Guardian of the Ensembles: Introducing Pairwise Adversarially Robust Loss for Resisting Adversarial Attacks in DNN Ensembles

TL;DR

This paper introduces a novel ensemble training method called Pairwise Adversarially Robust Loss (PARL) that enhances the robustness of deep neural network ensembles against adversarial attacks by promoting diverse decision boundaries.

Contribution

The paper proposes PARL, a new loss function that improves ensemble robustness against black-box attacks while maintaining accuracy and reducing training time.

Findings

PARL achieves 24.8% higher robust accuracy at $b5$=0.07 compared to state-of-the-art methods.

PARL maintains similar clean accuracy as previous methods.

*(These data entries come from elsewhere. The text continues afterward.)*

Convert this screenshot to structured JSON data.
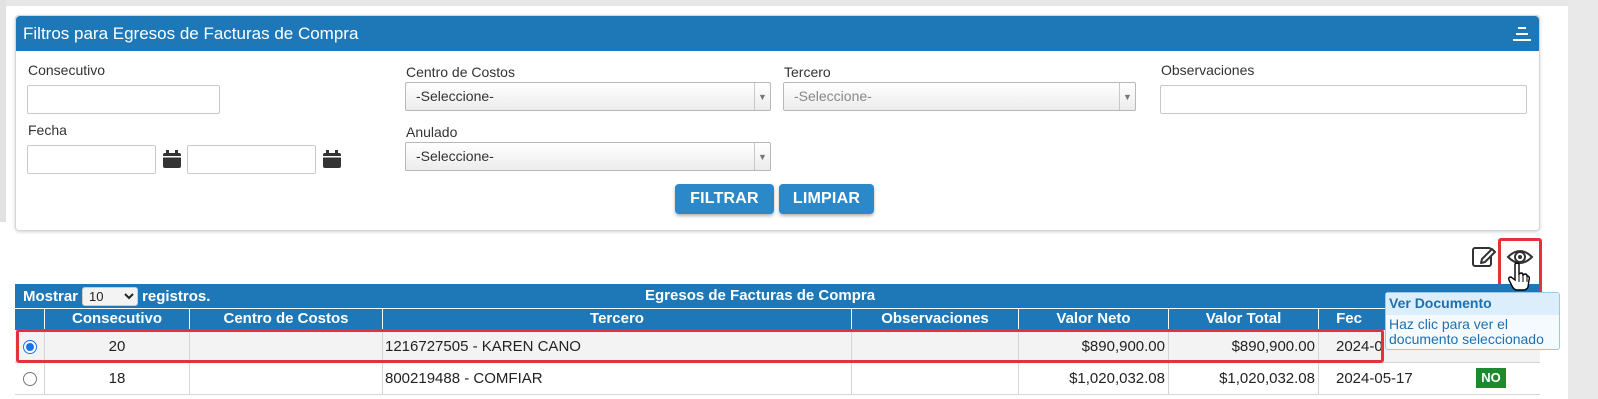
{
  "filters": {
    "title": "Filtros para Egresos de Facturas de Compra",
    "consecutivo_label": "Consecutivo",
    "fecha_label": "Fecha",
    "centro_label": "Centro de Costos",
    "centro_value": "-Seleccione-",
    "anulado_label": "Anulado",
    "anulado_value": "-Seleccione-",
    "tercero_label": "Tercero",
    "tercero_placeholder": "-Seleccione-",
    "observaciones_label": "Observaciones",
    "filtrar_label": "FILTRAR",
    "limpiar_label": "LIMPIAR"
  },
  "toolbar": {
    "edit_icon": "edit-icon",
    "view_icon": "eye-icon"
  },
  "tooltip": {
    "title": "Ver Documento",
    "body_line1": "Haz clic para ver el",
    "body_line2": "documento seleccionado"
  },
  "grid": {
    "show_prefix": "Mostrar",
    "page_size": "10",
    "show_suffix": "registros.",
    "caption": "Egresos de Facturas de Compra",
    "columns": [
      "Consecutivo",
      "Centro de Costos",
      "Tercero",
      "Observaciones",
      "Valor Neto",
      "Valor Total",
      "Fec"
    ],
    "rows": [
      {
        "selected": true,
        "consecutivo": "20",
        "centro": "",
        "tercero": "1216727505 - KAREN CANO",
        "observaciones": "",
        "valor_neto": "$890,900.00",
        "valor_total": "$890,900.00",
        "fecha": "2024-0",
        "anulado": ""
      },
      {
        "selected": false,
        "consecutivo": "18",
        "centro": "",
        "tercero": "800219488 - COMFIAR",
        "observaciones": "",
        "valor_neto": "$1,020,032.08",
        "valor_total": "$1,020,032.08",
        "fecha": "2024-05-17",
        "anulado": "NO"
      }
    ]
  },
  "colors": {
    "header_blue": "#1e78b8",
    "button_blue": "#2b89c9",
    "highlight_red": "#e53238",
    "badge_green": "#1e8a2e"
  }
}
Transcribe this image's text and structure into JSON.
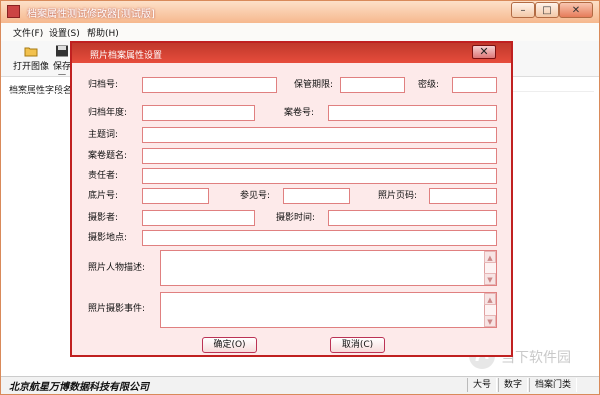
{
  "app": {
    "title": "档案属性测试修改器[测试版]",
    "menu": [
      "文件(F)",
      "设置(S)",
      "帮助(H)"
    ],
    "toolbar": [
      "打开图像",
      "保存图"
    ],
    "field_header": "档案属性字段名",
    "status": {
      "company": "北京航星万博数据科技有限公司",
      "cells": [
        "大号",
        "数字",
        "档案门类"
      ]
    }
  },
  "dialog": {
    "title": "照片档案属性设置",
    "labels": {
      "archive_no": "归档号:",
      "retention": "保管期限:",
      "secret": "密级:",
      "year": "归档年度:",
      "volume_no": "案卷号:",
      "subject": "主题词:",
      "volume_title": "案卷题名:",
      "responsible": "责任者:",
      "film_no": "底片号:",
      "ref_no": "参见号:",
      "photo_page": "照片页码:",
      "photographer": "摄影者:",
      "shoot_time": "摄影时间:",
      "location": "摄影地点:",
      "people_desc": "照片人物描述:",
      "event": "照片摄影事件:"
    },
    "buttons": {
      "ok": "确定(O)",
      "cancel": "取消(C)"
    }
  },
  "watermark": {
    "text": "当下软件园"
  }
}
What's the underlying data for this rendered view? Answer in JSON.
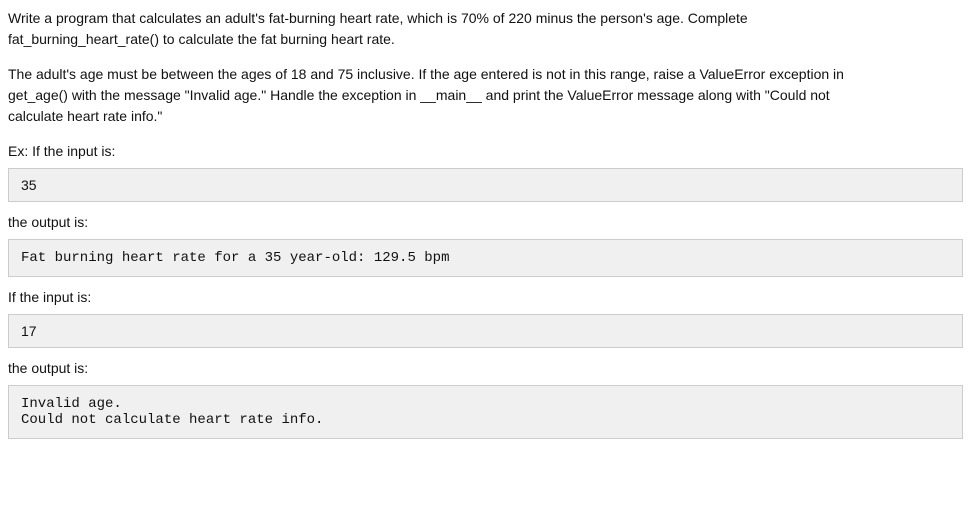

PARL reduces training time relative to existing ensemble approaches.

Abstract

Adversarial attacks rely on transferability, where an adversarial example (AE) crafted on a surrogate classifier tends to mislead a target classifier. Recent ensemble methods demonstrate that AEs are less likely to mislead multiple classifiers in an ensemble. This paper proposes a new ensemble training using a Pairwise Adversarially Robust Loss (PARL) that by construction produces an ensemble of classifiers with diverse decision boundaries. PARL utilizes outputs and gradients of each layer with respect to network parameters in every classifier within the ensemble simultaneously. PARL is demonstrated to achieve higher robustness against black-box transfer attacks than previous ensemble methods as well as adversarial training without adversely affecting clean example accuracy. Extensive experiments using standard Resnet20, WideResnet28-10 classifiers demonstrate the robustness of PARL against state-of-the-art adversarial attacks. While maintaining similar clean accuracy and lesser training time, the proposed architecture has a 24.8% increase in robust accuracy ($\epsilon$ = 0.07) from the state-of-the art method.